Главное, чему мы должны учить своих детей, — не счет, не букварь. Мы должны учить их видеть правду, говорить правду, любить правду, поклоняться правде как высшей справедливости, высшему счастью и высшему милосердию.
Низменное нельзя использовать в возвышенных целях — это аксиома.
Мы считаем человека самым тонким созданием природы — образом и подобием бога. Но разве случайно его разум уравновешен «механизмом» души, совести и сердца? «Божий человек» вырождается в скотину, едва в нем недостает души, сердца и совести! Чуть-чуть нарушилось равновесие, и человек исчезает в туманах эгоизма.
Наши враги славят робота. Они выдумывают все более совершенных роботов, способных разговаривать, выражать простейшие эмоции и воспроизводить себе подобных. Они кичатся этим и называют это прогрессом. Но это зловещий прогресс. Допускаю, он стал неизбежным в том прогнившем от искусственных противоречий мире, в котором мы живем, но это отнюдь не свидетельствует в его пользу.
Подобие человека, лишенное сердца и души, — преступно и омерзительно. Вряд ли мы обозреваем теперь все последствия этого эпохального изобретения. Речь идет не о восстании роботов, речь идет о более ужасном: о падении в человеке душевности, сердечности и совестливости от общения с царством механических рабов. Человек становится все менее нужен человеку — и это симптом общей погибели.

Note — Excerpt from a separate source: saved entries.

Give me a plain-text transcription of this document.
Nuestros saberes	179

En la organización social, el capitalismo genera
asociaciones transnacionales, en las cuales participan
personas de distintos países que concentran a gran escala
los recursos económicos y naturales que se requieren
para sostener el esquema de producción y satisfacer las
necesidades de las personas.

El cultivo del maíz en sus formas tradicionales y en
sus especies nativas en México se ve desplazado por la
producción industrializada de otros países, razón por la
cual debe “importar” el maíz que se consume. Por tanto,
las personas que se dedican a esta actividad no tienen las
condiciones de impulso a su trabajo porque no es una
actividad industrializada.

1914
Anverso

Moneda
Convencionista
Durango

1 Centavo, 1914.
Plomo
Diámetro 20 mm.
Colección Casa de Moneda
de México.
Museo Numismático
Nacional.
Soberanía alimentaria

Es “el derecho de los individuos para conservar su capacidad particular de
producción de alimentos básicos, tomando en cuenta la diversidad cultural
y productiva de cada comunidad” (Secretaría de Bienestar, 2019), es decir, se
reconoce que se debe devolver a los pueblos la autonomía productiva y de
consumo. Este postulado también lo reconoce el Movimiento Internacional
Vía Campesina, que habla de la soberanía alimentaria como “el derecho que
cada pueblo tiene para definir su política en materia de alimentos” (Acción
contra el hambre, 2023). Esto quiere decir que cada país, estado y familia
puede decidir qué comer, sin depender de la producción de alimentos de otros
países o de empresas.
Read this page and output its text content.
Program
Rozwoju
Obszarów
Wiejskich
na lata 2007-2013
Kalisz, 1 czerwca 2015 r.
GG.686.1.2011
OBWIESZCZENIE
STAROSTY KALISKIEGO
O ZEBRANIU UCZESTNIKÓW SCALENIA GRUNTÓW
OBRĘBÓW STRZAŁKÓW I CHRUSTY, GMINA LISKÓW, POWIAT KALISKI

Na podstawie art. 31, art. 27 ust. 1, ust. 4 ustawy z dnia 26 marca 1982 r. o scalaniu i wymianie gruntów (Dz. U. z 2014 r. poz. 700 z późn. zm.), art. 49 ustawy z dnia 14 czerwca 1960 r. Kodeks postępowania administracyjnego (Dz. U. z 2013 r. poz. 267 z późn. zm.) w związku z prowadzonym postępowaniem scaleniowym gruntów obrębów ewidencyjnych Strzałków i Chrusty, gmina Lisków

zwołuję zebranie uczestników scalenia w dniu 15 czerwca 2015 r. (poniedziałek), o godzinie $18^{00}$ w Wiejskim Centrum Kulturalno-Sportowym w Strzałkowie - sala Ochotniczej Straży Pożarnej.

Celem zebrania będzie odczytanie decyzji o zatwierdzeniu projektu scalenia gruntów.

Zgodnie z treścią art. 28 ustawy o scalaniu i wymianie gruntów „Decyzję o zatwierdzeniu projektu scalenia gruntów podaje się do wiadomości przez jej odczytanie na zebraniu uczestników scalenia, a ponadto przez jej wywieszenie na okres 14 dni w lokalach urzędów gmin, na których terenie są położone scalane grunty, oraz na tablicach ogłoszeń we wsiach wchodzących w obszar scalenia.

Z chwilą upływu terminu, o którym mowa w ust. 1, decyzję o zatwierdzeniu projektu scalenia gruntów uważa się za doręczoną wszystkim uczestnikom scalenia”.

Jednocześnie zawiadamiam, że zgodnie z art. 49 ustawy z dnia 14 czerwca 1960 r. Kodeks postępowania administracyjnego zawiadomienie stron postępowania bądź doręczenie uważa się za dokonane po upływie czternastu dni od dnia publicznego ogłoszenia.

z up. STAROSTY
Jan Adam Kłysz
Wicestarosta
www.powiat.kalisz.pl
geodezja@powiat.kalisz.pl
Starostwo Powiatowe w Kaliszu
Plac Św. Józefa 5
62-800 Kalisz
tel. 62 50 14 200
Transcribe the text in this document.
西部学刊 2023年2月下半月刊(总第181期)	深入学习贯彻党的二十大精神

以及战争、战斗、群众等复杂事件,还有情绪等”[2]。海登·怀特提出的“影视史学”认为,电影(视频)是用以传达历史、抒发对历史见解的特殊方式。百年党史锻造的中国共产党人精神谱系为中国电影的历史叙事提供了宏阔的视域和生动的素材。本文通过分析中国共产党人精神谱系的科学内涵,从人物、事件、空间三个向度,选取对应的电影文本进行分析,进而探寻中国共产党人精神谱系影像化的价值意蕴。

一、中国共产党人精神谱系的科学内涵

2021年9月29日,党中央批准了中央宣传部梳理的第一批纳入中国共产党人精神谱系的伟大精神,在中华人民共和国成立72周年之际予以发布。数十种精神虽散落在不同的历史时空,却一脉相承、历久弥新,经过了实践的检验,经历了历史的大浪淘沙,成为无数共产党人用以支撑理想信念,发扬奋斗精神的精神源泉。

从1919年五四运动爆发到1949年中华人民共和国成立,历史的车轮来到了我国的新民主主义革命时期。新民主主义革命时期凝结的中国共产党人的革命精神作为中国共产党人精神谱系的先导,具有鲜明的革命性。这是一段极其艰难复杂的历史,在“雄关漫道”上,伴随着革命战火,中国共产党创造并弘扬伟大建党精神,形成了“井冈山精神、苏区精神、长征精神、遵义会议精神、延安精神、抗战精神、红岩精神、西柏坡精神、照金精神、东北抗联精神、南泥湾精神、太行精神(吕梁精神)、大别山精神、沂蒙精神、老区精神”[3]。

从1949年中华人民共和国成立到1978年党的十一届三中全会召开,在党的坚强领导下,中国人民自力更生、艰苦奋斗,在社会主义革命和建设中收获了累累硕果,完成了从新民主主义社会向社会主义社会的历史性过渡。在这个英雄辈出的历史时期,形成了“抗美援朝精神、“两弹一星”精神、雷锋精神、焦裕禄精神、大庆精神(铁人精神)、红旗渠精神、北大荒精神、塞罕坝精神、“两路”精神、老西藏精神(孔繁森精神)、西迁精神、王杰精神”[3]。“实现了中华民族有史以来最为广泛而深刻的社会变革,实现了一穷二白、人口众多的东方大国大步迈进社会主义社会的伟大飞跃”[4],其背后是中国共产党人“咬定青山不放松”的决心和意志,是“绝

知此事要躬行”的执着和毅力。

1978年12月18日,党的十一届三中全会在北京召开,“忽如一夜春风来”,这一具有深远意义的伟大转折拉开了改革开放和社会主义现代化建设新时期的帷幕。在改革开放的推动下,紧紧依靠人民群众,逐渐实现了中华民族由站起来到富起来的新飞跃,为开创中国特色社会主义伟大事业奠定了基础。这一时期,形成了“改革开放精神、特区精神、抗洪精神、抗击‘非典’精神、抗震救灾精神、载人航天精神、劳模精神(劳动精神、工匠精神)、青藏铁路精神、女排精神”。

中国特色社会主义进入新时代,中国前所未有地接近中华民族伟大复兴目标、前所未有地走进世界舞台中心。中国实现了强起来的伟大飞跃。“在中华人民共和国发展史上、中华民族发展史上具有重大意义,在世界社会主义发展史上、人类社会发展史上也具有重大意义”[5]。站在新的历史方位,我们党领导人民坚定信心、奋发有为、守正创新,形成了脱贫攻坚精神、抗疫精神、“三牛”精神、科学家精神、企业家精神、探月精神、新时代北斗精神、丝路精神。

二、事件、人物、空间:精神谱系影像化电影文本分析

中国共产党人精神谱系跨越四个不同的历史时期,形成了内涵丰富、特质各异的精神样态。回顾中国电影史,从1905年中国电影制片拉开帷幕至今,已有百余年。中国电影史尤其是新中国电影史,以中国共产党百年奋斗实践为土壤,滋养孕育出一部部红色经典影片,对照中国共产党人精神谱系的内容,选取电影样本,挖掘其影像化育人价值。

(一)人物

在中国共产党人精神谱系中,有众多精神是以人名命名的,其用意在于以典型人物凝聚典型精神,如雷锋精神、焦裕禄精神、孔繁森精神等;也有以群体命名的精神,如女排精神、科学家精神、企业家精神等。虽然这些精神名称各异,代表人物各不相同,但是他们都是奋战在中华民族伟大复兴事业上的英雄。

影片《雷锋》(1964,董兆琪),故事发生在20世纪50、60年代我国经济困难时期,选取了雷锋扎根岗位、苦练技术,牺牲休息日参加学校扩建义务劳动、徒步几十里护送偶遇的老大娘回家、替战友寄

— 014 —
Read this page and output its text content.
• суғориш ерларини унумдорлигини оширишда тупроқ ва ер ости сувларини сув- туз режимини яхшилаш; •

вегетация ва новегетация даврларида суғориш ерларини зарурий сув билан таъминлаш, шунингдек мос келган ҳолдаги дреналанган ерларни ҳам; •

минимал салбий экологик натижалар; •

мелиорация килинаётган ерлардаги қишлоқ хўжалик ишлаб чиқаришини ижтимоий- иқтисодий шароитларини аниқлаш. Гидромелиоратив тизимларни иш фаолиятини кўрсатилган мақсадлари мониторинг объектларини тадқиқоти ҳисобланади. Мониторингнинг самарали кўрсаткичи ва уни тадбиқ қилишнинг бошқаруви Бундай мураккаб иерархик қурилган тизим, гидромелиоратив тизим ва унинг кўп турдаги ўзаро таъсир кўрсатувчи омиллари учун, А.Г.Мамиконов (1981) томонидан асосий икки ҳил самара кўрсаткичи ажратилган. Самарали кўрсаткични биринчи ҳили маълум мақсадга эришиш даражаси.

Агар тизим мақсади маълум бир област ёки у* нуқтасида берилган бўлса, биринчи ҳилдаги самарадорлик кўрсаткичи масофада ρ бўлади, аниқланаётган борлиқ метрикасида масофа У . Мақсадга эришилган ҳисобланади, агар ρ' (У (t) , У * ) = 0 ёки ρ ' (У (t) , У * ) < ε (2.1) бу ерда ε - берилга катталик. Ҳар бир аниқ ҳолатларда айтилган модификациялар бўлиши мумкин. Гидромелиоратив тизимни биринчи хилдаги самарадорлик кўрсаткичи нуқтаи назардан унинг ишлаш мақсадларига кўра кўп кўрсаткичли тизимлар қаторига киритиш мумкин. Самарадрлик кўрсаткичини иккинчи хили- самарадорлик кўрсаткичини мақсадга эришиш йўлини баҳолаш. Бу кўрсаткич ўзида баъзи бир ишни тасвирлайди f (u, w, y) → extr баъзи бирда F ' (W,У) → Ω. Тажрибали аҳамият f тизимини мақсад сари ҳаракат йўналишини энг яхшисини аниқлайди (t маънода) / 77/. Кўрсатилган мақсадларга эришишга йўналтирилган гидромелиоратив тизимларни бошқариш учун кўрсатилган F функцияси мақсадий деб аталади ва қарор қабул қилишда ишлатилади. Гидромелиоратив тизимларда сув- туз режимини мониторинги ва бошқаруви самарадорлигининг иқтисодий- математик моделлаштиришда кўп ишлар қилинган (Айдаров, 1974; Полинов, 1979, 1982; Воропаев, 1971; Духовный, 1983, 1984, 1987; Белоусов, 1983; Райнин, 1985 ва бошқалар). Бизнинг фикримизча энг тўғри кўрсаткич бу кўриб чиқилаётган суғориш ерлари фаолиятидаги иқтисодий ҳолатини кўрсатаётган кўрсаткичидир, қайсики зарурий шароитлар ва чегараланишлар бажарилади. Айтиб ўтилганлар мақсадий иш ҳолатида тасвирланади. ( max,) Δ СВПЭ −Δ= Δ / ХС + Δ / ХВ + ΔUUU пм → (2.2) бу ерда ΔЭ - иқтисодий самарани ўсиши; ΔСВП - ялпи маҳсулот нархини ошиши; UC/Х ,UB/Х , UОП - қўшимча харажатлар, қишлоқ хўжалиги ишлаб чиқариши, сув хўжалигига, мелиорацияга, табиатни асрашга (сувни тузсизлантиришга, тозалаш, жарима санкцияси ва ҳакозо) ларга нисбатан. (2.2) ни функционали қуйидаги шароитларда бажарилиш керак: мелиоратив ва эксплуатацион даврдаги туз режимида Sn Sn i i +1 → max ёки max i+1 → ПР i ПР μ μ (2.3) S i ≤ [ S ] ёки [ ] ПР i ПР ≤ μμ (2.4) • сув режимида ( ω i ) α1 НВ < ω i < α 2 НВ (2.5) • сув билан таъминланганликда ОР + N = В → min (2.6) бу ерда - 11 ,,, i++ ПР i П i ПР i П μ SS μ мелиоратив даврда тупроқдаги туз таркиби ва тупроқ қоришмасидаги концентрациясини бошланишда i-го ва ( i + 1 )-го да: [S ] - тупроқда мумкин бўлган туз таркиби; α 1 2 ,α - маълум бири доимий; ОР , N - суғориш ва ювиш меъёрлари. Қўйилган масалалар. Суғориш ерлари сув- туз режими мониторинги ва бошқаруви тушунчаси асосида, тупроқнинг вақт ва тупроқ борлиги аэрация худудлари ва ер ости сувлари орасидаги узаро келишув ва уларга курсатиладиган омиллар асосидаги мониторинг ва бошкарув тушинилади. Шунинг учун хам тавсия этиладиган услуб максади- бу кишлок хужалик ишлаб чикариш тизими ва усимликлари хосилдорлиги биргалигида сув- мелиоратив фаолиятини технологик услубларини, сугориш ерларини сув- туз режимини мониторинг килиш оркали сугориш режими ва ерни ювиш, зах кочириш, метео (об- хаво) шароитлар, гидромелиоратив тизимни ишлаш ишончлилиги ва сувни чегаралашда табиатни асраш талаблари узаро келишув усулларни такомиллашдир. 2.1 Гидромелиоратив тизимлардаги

Мы на грани катастрофы. Что ожидает нас завтра? Я, Дутеншизер, торжественно заявляю: я противник нынешнего прогресса. Вчера я соглашался с ним, сегодня — восстаю, понимая, сколь непопулярен мой бунт. Но я не боюсь. Я хочу открыть глаза заблудшим, обманутым, гонимым бичом необходимости по жалкому кругу своих монотонных судеб.
Мы поддались своим врагам, и потому прогресс стал убийственным.
Этот «прогресс» всегда был односторонним, более техническим, чем социальным, более просвещенческим, чем нравственным. Мы остановились на пути к идеалу, и технология увлекла нас в бездну. Нам кажется, что прогресс бесконечен. Да, познание бесконечно, но технологический прогресс на земле знает свои оптимальные границы. Не улюлюкайте, не спешите объявить меня ретроградом, — вы всегда легко доказывали то, во что верили, но не давали себе труда вникнуть в логику, которая противостояла вашим ублюдочным схемам.
Независимо от нашей воли может произойти то, чего мы все не хотим, но что допускают некоторые из нас, и произойти может именно потому, что мы боимся говорить открыто об этих «некоторых», мы боимся восстать против них и накинуть на них узду, лишить их колоссальной собственности, которую они украли у нас. Это главная истина времени.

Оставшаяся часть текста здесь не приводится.